Strongly coupled plasmas. – In a vertically confined quasi-two-dimensional dusty plasma composed of superparamagnetic, charged dust grains and immersed in an external magnetic field B, the grains interact via both Yukawa and magnetic dipole-dipole potentials. We have analyzed the effect of the strength of the confining potential on the in-plane correlations and on the wave propagation. In addition to the in-plane compressional and transverse waves, there appears an out-of-plane transverse wave generated by the oscillation of the grains in the confining potential. The theoretical approach used the quasi-localized charge approximation paralleled by molecular dynamics simulations. The influence of an external homogeneous magnetic field on the quasilocalization of the particles in strongly coupled three-dimensional Yukawa systems was investigated via molecular dynamics computer simulations. The caging time is found to be enhanced by the magnetic field B. The anisotropic migration of the particles in the presence of magnetic field indicate a more significant increase of localization in the direction perpendicular to B, while a moderate increase is also found along the B field lines. Associating the particles’ escapes from the cages with jumps of a characteristic length, a connection is found with the diffusion process: the diffusion coefficients derived from the decay time of the directional correlation functions in both the directions perpendicular to and parallel with B are in very good agreement with respective diffusion coefficient values obtained from their usual computation based on the mean-square displacement of the particles.

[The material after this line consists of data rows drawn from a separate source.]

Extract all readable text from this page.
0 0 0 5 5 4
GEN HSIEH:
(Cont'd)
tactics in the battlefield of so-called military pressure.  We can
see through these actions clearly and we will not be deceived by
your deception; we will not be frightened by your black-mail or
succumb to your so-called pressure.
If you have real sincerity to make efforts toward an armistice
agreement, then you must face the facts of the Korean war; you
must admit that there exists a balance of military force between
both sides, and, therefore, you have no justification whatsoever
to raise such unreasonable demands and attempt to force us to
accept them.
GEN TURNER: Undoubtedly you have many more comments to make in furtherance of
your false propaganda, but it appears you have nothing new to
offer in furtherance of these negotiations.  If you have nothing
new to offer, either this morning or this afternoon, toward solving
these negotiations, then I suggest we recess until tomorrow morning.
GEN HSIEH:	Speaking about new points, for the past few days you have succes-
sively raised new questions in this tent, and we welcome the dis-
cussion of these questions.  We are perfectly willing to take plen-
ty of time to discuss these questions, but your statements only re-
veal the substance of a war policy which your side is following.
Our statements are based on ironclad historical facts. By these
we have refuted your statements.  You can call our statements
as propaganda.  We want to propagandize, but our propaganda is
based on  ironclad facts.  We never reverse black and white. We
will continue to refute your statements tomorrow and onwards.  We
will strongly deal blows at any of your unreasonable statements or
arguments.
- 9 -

Furthermore, in this field the transport (thermal conductivity) effects in strongly coupled plasmas have been investigated and quantified by molecular dynamics simulations.
High-frequency discharge systems for surface treatment. – We have determined the characteristics of the empty and loaded afterglow systems based on a flowing surface wave microwave discharge. In this system, the discharge is generated in a 5 mm diameter tube, where due to the relatively high gas flow rate used, a pressure drop occurs along the tube. Since the surfatron used for coupling the microwave power into discharge can be moved along the tube, discharges at different pressure conditions can be generated under the same flow condition and system configuration, as illustrated in Fig. 1. Meanwhile, the length of the early-afterglow region varies with the surfatron's position, which further defines the composition of the gas entering the reactor. We have determined the effect of the surfatron position on the afterglow plasma composition entering the reactor in the case of binary and ternary mixtures. In the case of loaded systems, we determined how the pressure varies along the system when a small-diameter tube is placed into reactor and the afterglow is guided through it, and further on, how the plasma composition changes due to the pressure drops developed along the system at different flow conditions.
Figure 1. Images of ternary and binary mixture discharges realized along the quartz tube at different pressures when using 900 sccm and 400 sccm gas flow rates, which yields 2 mbar and 1 mbar, respectively, in the reactor connected to the discharge tube.